Passé composite


Depuis les années 50, quelques voitures françaises ont fait appel à la matière plastique pour leur carrosserie ou éléments de carrosserie. L'emploi de matériaux à base de résines synthétiques ne date pas d'hier. Déjà en 1940, Ford avait songé à produire en grande série une carrosserie en plastique stratifié dont les principaux avantages par rapport à l'acier étaient sa légèreté et sa meilleure résistance aux choc. Pendant la guerre, les progrès de la chimie rendirent encore plus performantes les résines synthétiques qui furent adaptées à de nouvelles utilisations, notamment militaires, pour la bonne raison qu'elles n'étaient pas toujours visibles des radars.

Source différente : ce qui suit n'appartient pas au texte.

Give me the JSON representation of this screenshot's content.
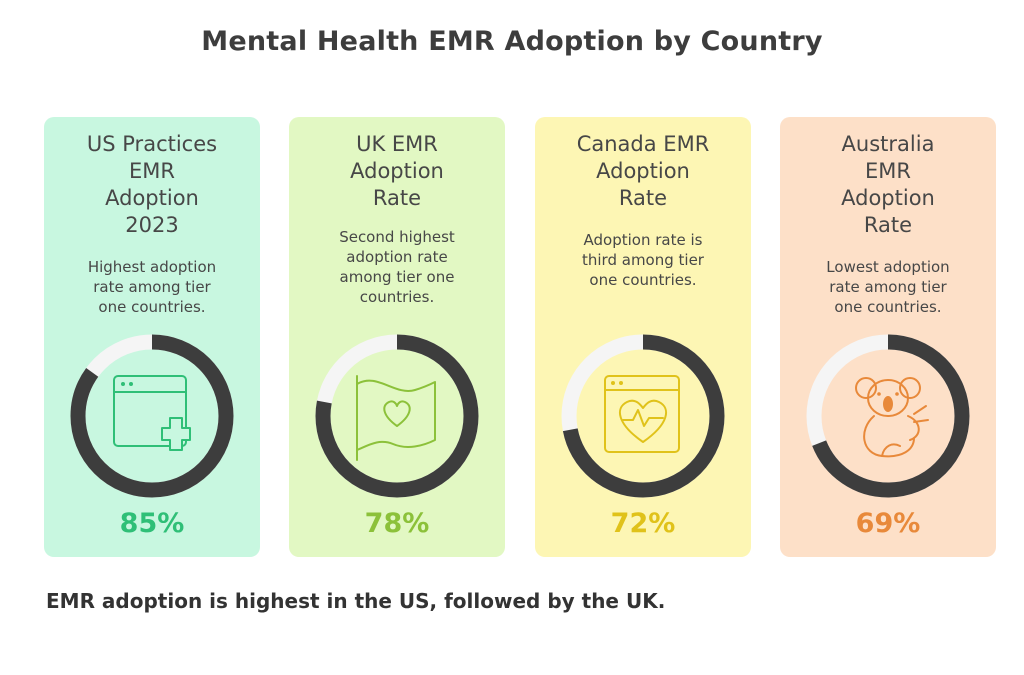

L'apparition des bateaux en fibre de verre, ou plastique, terme que nous utiliserons pour désigner tous les dérivés et extrapolations des résines synthétiques, ouvrit de nouveaux horizons à cette matière. Ainsi, aux Etats Unis, la firme américaine Glass Par devient un spécialiste de ce nouveau matériau qu'elle utilisa pour quelques carrosseries automobiles, notamment la fameuse Kaiser Darrin, avant de conseiller General Motors. D'ailleurs, GM fut la première firme automobile à lancer en grande série dès 1953 une voiture de sport à carrosserie en plastique, la Corvette.


Kaiser Darrin


Chevrolet Corvette, 1953

Chausson, le pionner français

Pour une petite série hier comme aujourd'hui, le plastique outre ses qualités de légèreté, d'imputrescibilité, d'anti-corrosion et de résistance aux chocs près de quatre fois supérieure à l'acier est idéal. Il n'exige pas de coûteuses presses d'emboutissage, ni une formation de tôlier formeur, mais seulement un moule en creux en plâtre ou en bois, sur lequel on applique le tissu de verre qu'on imprègne de résine avec un pinceau. Un travail néanmoins manuel, pénible, nauséabond et très long, sans qualification particulière mais lourd en main d'oeuvre. Néanmoins, il a permis à de petits artisans constructeurs sans vocation de carrossier de se lancer dans la réalisation de carrosseries d'automobiles. 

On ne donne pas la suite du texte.